Zhuoyue Honors College, Hangzhou Dianzi University, Hangzhou, China.
College of Automation, Hangzhou Dianzi University, Hangzhou, China.
Math Biosci Eng. 2023 Jan;20(2):2110-2130. doi: 10.3934/mbe.2023098. Epub 2022 Nov 14.
In the traditional person re-identification model, the CNN network is usually used for feature extraction. When converting the feature map into a feature vector, a large number of convolution operations are used to reduce the size of the feature map. In CNN, since the receptive field of the latter layer is obtained by convolution operation on the feature map of the previous layer, the size of this local receptive field is limited, and the computational cost is large. For these problems, combined with the self-attention characteristics of Transformer, an end-to-end person re-identification model (twinsReID) is designed that integrates feature information between levels in this article. For Transformer, the output of each layer is the correlation between its previous layer and other elements. This operation is equivalent to the global receptive field because each element needs to calculate the correlation with other elements, and the calculation is simple, so its cost is small. From these perspectives, Transformer has certain advantages over CNN's convolution operation. This paper uses Twins-SVT Transformer to replace the CNN network, combines the features extracted from the two different stages and divides them into two branches. First, convolve the feature map to obtain a fine-grained feature map, perform global adaptive average pooling on the second branch to obtain the feature vector. Then divide the feature map level into two sections, perform global adaptive average pooling on each. These three feature vectors are obtained and sent to the Triplet Loss respectively. After sending the feature vectors to the fully connected layer, the output is input to the Cross-Entropy Loss and Center-Loss. The model is verified On the Market-1501 dataset in the experiments. The mAP/rank1 index reaches 85.4%/93.7%, and reaches 93.6%/94.9% after reranking. The statistics of the parameters show that the parameters of the model are less than those of the traditional CNN model.

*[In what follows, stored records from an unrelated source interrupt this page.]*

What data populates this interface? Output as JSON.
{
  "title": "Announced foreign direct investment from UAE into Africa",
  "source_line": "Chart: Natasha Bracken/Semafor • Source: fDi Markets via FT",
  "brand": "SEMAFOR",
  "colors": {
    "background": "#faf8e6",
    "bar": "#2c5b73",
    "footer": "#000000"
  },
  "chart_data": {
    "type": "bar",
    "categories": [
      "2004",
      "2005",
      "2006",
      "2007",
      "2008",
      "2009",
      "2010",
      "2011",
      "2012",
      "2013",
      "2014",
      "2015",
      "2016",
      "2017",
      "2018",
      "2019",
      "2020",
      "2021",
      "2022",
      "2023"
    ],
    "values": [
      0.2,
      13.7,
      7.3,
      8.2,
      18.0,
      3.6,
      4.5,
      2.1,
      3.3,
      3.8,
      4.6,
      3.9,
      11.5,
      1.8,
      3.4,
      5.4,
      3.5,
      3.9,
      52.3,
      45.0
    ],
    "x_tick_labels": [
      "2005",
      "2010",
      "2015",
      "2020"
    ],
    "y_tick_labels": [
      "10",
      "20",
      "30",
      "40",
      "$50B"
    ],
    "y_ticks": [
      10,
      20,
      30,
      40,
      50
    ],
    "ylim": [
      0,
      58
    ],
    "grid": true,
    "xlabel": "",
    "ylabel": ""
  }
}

在传统的人像再识别模型中,通常使用 CNN 网络进行特征提取。在将特征图转换为特征向量时,会使用大量卷积操作来减小特征图的大小。在 CNN 中,由于后一层的感受野是通过在前一层特征图上进行卷积操作获得的,因此这个局部感受野的大小是有限的,计算成本也很大。针对这些问题,结合 Transformer 的自注意力特点,设计了一个端到端的人像再识别模型(twinsReID),本文在这个模型中整合了各层之间的特征信息。对于 Transformer,每一层的输出都是其前一层与其他元素之间的相关性。这种操作相当于全局感受野,因为每个元素都需要与其他元素计算相关性,而且计算简单,因此其成本较小。从这些方面来看,Transformer 相对于 CNN 的卷积操作具有一定的优势。本文使用 Twins-SVT Transformer 替换了 CNN 网络,将从两个不同阶段提取的特征结合起来并分为两个分支。首先,对特征图进行卷积以获得细粒度的特征图,然后在第二分支上进行全局自适应平均池化以获得特征向量。然后将特征图的级别分为两部分,对每一部分进行全局自适应平均池化。得到这三个特征向量,分别将它们发送到三元组损失中。将特征向量发送到全连接层后,输出输入到交叉熵损失和中心损失中。在实验中,该模型在 Market-1501 数据集上进行了验证。mAP/rank1 指标达到 85.4%/93.7%,重新排序后达到 93.6%/94.9%。参数统计显示,模型的参数少于传统的 CNN 模型。